An upgrade from the RX100 II, it manages to keep all the amazing features of it's predecessor while adding a whole bunch of improvements. It's 1-inch sensor is capable of recording high quality photos and the wide aperture enables the user to fully control over depth of field. 

The camera scores on all fronts, from being to easy to use to producing quality images. 
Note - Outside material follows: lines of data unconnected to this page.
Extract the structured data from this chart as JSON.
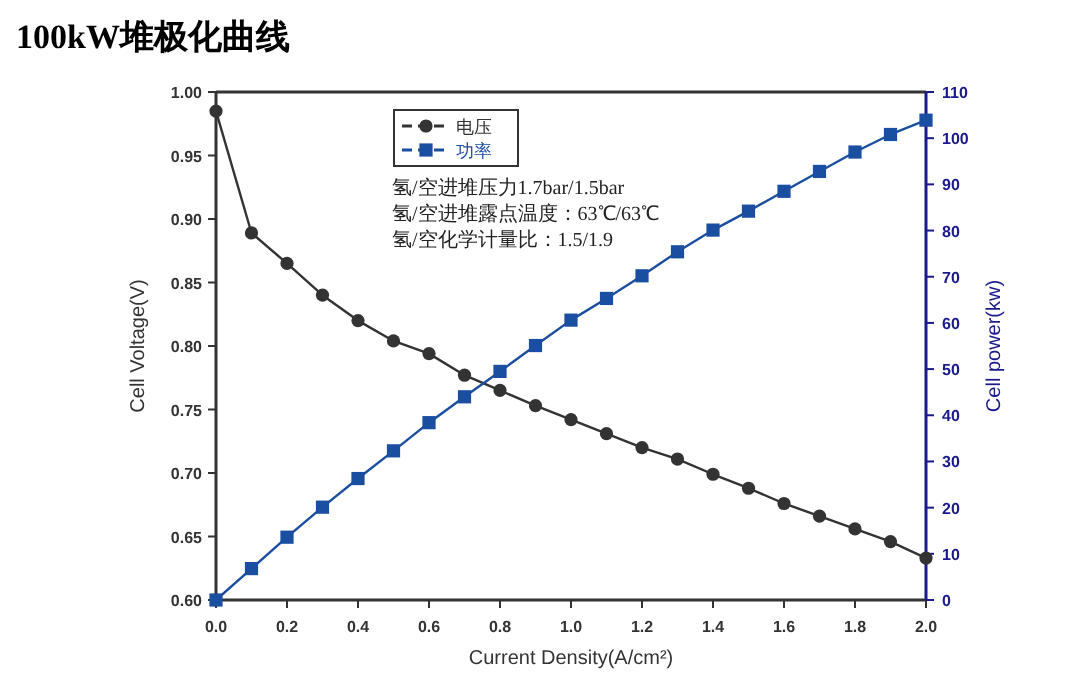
{
  "chart_data": {
    "type": "line",
    "title": "100kW堆极化曲线",
    "xlabel": "Current Density(A/cm²)",
    "ylabel": "Cell Voltage(V)",
    "y2label": "Cell power(kw)",
    "x": [
      0.0,
      0.1,
      0.2,
      0.3,
      0.4,
      0.5,
      0.6,
      0.7,
      0.8,
      0.9,
      1.0,
      1.1,
      1.2,
      1.3,
      1.4,
      1.5,
      1.6,
      1.7,
      1.8,
      1.9,
      2.0
    ],
    "series": [
      {
        "name": "电压",
        "color": "#333333",
        "marker": "circle",
        "values": [
          0.985,
          0.889,
          0.865,
          0.84,
          0.82,
          0.804,
          0.794,
          0.777,
          0.765,
          0.753,
          0.742,
          0.731,
          0.72,
          0.711,
          0.699,
          0.688,
          0.676,
          0.666,
          0.656,
          0.646,
          0.633
        ]
      },
      {
        "name": "功率",
        "color": "#1a4ea0",
        "marker": "square",
        "axis": "y2",
        "values": [
          0,
          6.8,
          13.6,
          20.1,
          26.3,
          32.3,
          38.4,
          44.0,
          49.5,
          55.1,
          60.6,
          65.3,
          70.2,
          75.4,
          80.1,
          84.2,
          88.5,
          92.8,
          97.0,
          100.8,
          103.9
        ]
      }
    ],
    "xlim": [
      0,
      2.0
    ],
    "xticks": [
      {
        "value": 0,
        "label": "0.0"
      },
      {
        "value": 0.2,
        "label": "0.2"
      },
      {
        "value": 0.4,
        "label": "0.4"
      },
      {
        "value": 0.6,
        "label": "0.6"
      },
      {
        "value": 0.8,
        "label": "0.8"
      },
      {
        "value": 1.0,
        "label": "1.0"
      },
      {
        "value": 1.2,
        "label": "1.2"
      },
      {
        "value": 1.4,
        "label": "1.4"
      },
      {
        "value": 1.6,
        "label": "1.6"
      },
      {
        "value": 1.8,
        "label": "1.8"
      },
      {
        "value": 2.0,
        "label": "2.0"
      }
    ],
    "ylim": [
      0.6,
      1.0
    ],
    "yticks": [
      {
        "value": 0.6,
        "label": "0.60"
      },
      {
        "value": 0.65,
        "label": "0.65"
      },
      {
        "value": 0.7,
        "label": "0.70"
      },
      {
        "value": 0.75,
        "label": "0.75"
      },
      {
        "value": 0.8,
        "label": "0.80"
      },
      {
        "value": 0.85,
        "label": "0.85"
      },
      {
        "value": 0.9,
        "label": "0.90"
      },
      {
        "value": 0.95,
        "label": "0.95"
      },
      {
        "value": 1.0,
        "label": "1.00"
      }
    ],
    "y2lim": [
      0,
      110
    ],
    "y2ticks": [
      0,
      10,
      20,
      30,
      40,
      50,
      60,
      70,
      80,
      90,
      100,
      110
    ],
    "annotations": [
      "氢/空进堆压力1.7bar/1.5bar",
      "氢/空进堆露点温度：63℃/63℃",
      "氢/空化学计量比：1.5/1.9"
    ],
    "legend": "top",
    "grid": false,
    "line_style": "solid"
  }
}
Read full review: Sony CyberShot RX100 III

Sony WX500

Sony WX500

Affordable with an amazing zoom but without the luxuries

Sensor: 1/2.3-inches, 20.4MP | Lens: 4.3-215mm, f/2.8-6.3 | Monitor: 3.0-inch, 921,000 dots | Viewfinder: No | Continuous shooting: 24/30/60fps | Movies: 1080p | User level: Beginner/intermediate

30x optical zoom
Tilting screen
Small size considering the feature set
No viewfinder
No raw recording
No touch screen

The Sony WX500 is an attractive camera with solid specifications, which brings the user all the same features as the HX90 and should even deliver the same image quality. 

What's the difference?

That it's cheaper. 

Since the sensor in camera is smaller in order to make the huge zoom feasible, one would assume that photographs wouldn't come out as well. But, the Exmor R CMOS sensor does a pretty good job. The Bionz X engine negates the qualm about over smoothing of images to hide the noise in photos. 

The auto-focus is pretty snappy, even in low light situations and handles its colors well. 

This camera is meant for users looking to save money without compromising on quality.